A veces me pregunto qué hubiera sido de mí si no hubiera ganado aquel inesperado premio. Posiblemente estaría casado, tendría dos o tres hijos, un abdomen más prominente y podría haber encontrado un buen empleo en una compañía de seguros, donde ya habría ascendido a subdirector. Viviríamos en una bonita casa con suficientes habitaciones para todos, situada en un tranquilo suburbio residencial. Tendríamos dos perros, un histérico Yorkshire de mi mujer y otro de una raza más grande, además de un gato siamés. Dos de mis hijos irían ya a la Universidad. El mayor estudiaría Derecho, y tendría ya asegurado un empleo en mi empresa, y mi hija mediana estudiaría periodismo, porque creería tener vocación de escritora, y ya habría publicado en la red un libro de tema romántico.

La pequeña, porque muy probablemente tendríamos dos hembras, estaría todavía en el Instituto y llevaría una prótesis dental para corregir la desviación de su dentadura.
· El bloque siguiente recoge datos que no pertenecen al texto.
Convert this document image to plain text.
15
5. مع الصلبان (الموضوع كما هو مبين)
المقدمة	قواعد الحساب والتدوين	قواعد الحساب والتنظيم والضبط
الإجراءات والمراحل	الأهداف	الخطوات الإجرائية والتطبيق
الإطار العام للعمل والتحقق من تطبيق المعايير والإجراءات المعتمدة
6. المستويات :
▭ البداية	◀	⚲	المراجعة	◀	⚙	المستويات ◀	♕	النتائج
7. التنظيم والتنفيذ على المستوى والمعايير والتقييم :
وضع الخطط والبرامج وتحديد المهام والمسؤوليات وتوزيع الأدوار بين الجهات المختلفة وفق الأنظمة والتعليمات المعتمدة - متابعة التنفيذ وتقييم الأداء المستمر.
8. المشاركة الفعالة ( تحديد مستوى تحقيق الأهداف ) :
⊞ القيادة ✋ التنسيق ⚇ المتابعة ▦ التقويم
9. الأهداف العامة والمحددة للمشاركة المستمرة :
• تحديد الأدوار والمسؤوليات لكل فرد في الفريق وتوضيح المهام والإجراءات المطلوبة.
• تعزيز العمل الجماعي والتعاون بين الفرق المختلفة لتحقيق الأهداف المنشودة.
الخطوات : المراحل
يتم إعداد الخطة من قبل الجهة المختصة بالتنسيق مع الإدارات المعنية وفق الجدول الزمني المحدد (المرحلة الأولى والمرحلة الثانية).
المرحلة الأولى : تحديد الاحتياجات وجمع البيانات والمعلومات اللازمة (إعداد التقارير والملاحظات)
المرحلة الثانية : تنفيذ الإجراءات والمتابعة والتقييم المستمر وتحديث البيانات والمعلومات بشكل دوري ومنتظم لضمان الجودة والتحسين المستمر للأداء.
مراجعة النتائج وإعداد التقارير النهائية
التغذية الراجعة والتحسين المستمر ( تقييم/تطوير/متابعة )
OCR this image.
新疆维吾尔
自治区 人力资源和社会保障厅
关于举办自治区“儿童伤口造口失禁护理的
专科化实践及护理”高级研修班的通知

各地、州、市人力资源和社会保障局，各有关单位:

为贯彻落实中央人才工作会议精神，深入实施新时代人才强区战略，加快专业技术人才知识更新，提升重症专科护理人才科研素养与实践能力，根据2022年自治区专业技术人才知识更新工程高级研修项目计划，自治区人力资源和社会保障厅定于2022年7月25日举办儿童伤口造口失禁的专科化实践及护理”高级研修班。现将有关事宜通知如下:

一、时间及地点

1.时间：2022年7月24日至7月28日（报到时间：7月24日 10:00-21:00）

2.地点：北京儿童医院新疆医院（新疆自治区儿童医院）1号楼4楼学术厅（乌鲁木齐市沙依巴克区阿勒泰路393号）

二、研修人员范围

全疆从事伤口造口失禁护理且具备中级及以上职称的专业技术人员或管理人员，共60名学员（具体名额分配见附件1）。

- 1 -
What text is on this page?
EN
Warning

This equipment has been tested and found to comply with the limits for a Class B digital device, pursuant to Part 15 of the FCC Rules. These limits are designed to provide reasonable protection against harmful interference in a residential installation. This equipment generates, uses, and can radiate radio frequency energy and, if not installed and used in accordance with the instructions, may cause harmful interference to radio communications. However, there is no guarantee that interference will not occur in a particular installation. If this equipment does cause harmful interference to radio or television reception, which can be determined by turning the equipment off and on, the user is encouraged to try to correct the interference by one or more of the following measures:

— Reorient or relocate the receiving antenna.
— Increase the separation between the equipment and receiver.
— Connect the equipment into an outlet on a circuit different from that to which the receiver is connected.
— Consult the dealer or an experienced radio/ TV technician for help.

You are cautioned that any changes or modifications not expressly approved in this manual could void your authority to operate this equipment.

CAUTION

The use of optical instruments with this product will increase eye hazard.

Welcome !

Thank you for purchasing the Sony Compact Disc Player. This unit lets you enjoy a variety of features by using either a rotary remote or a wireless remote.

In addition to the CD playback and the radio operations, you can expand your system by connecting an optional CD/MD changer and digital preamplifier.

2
Mi mujer sería presidenta de alguna asociación cultural, y cada primer sábado de mes nuestro amplio salón se convertiría en una sala de reuniones, donde una docena de activas madres de familia, y algún viudo jubilado, discutirían los detalles de un ambicioso programa cultural. Tendríamos una buena relación con nuestros vecinos. Él podría ser un alto ejecutivo de una multinacional de alimentos para mascotas, y ella regentaría una pequeña boutique de ropa exclusiva, dentro de nuestra zona residencial, que con toda probabilidad sería un negocio ruinoso.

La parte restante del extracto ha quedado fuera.